Let’s remember to hold one another in this moment, reveling in the possibility that what really is, is still invisible. And may we never forget––our dead, our not yet living, and the true purpose of these wild hearts. To celebrate what seems utterly worthless in this world, including everyone bearing witness to the unseen, those other dreamers and the lonely and those crazy fools on the corner––and in the next room, and in the mirror, and all the tiny creatures underfoot and hanging on in the distance. The strongmen and the celebrated seem to hold the world in their fists, but they will lose and be lost amid those who have nothing. Let us remember this always, to remain empty, seeking home with others, hands open and ready to receive what comes––yesterday, today, and tomorrow––not to keep and hold

but to give it away

that we might remain

forever vacant

and ready to receive

the opening notes

of its next

arrival.

***

German theologian Dietrich Bonhoeffer called the Magnificat (from the Gospel of Luke 1:46-55, when Mary greets Elizabeth) “the most passionate, wildest . . . most revolutionary hymn ever sung.” He was executed by the Nazis. This morning, I learned that these verses were considered so subversive that they were banned from public recitation in several countries, including Guatemala, Argentina, and India. Naturally, I was moved to revisit the text. I am also reminded back to a comment by artist Mariko Mori, on Botticelli’s iconic painting of the meeting of these women (The Annunciation), that they appear to her “like two Buddhas bowing.” 

Shivers

An outbreak of dance.

In the streets, as the bells tolled, the pilgrims took to dancing. They claimed they could not stop. When asked why, they said it was St. John. Some suspected the culprit was a spider.

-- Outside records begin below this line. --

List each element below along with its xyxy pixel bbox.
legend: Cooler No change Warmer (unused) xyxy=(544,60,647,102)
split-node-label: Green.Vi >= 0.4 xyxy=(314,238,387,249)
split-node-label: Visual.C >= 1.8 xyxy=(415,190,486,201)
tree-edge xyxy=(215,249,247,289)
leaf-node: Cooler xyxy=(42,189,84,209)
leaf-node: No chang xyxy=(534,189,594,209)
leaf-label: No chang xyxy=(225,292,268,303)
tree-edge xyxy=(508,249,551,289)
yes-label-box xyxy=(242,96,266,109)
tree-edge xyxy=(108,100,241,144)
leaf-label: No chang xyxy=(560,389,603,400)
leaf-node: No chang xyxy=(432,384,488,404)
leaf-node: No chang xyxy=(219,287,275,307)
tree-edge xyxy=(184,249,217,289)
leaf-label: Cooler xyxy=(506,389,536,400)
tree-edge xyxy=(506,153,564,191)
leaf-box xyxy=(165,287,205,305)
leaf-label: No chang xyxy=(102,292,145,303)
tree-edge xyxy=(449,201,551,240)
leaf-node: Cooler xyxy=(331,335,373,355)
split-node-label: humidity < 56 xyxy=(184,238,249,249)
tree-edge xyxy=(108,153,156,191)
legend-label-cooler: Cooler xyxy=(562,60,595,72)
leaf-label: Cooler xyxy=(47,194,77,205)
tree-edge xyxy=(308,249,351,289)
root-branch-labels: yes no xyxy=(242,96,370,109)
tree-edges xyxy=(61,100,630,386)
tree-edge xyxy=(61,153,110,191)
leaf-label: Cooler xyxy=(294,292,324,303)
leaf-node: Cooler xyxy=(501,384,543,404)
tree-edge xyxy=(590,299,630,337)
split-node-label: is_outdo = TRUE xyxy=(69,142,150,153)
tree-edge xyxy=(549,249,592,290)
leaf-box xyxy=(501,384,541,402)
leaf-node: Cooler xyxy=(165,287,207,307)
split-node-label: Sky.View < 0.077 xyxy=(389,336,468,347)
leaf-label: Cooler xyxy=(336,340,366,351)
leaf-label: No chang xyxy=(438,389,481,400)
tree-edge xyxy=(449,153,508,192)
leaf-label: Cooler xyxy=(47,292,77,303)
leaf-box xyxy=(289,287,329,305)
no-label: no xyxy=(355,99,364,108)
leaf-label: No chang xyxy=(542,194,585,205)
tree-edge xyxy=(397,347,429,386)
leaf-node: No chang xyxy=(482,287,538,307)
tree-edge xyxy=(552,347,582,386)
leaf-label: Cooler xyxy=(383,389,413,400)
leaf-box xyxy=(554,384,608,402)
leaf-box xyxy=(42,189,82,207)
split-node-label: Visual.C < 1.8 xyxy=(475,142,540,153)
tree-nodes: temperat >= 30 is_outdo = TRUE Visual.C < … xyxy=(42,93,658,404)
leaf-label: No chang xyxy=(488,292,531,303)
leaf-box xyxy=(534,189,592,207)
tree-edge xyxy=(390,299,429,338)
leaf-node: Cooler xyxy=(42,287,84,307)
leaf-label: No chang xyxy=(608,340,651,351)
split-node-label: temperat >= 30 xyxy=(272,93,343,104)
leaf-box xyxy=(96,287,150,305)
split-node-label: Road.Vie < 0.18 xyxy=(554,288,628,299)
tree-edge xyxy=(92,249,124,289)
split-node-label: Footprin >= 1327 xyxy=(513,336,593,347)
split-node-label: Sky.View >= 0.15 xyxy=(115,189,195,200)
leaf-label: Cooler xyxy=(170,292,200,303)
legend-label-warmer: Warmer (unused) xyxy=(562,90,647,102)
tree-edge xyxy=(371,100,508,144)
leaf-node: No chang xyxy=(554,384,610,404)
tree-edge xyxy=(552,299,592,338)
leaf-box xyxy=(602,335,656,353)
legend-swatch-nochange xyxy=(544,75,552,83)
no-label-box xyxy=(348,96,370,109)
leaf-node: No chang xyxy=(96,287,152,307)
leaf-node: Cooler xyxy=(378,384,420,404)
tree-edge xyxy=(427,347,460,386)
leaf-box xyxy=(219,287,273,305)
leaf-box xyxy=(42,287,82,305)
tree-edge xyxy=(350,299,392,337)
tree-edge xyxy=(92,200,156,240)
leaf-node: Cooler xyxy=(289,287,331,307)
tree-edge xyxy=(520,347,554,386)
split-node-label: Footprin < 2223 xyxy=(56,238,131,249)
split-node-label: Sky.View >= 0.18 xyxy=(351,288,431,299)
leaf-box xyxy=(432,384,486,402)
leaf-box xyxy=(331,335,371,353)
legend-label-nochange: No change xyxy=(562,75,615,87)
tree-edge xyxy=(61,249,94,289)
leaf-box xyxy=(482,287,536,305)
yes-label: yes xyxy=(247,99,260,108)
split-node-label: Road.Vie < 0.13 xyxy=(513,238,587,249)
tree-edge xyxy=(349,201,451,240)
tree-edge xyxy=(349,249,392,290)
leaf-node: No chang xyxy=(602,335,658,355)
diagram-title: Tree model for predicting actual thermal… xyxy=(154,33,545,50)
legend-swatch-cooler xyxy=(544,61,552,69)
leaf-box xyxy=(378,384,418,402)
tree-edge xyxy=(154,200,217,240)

Imagination, after all, has diverse needs. Among these is enaction of beliefs, known and unknown, inherited and adopted. Perhaps there was some collective recognition of the allure of what was forbidden. Maybe it was a rejection of the certainty professed by the self-proclaimed experts of the unseen. How could there be such neat categories for the unknown, and what was a body to make, really, of the smug certainty of those pious pillars of chastity claiming to know all?

Every ritual is a cosmology enacted and here comes a sudden ambivalence between order and disorder.  Birth, after all, was very messy, and yet commonly described in deceptively banal terms: who was born, who gave birth, in the time of whose birth. These easy phrases tend to obscure the body’s radical passage from imminence to transcendence, and the terror of the vast labyrinth of possibilities that open when this is considered.

No, no. This was deemed too much. It was easier, many believed, to call for an exorcism, to blame a series of botched baptisms given by priests improperly purified of the weaknesses of the flesh. And of course, the spider, who as a weaver of intricate patterns in the air, had long been cause for suspicion among the high-minded guardians of propriety.

***

On this day in 1374, observers in the Rhine basin observed processions of pilgrims wandering from town to town in a display of what some described as “hysterical” dancing. This 2016 article describes this notable outbreak of “Dance Mania.” I am interested as much in the phenomenon itself as I am in the factors that led such behavior to be displayed, diagnosed, and chronicled.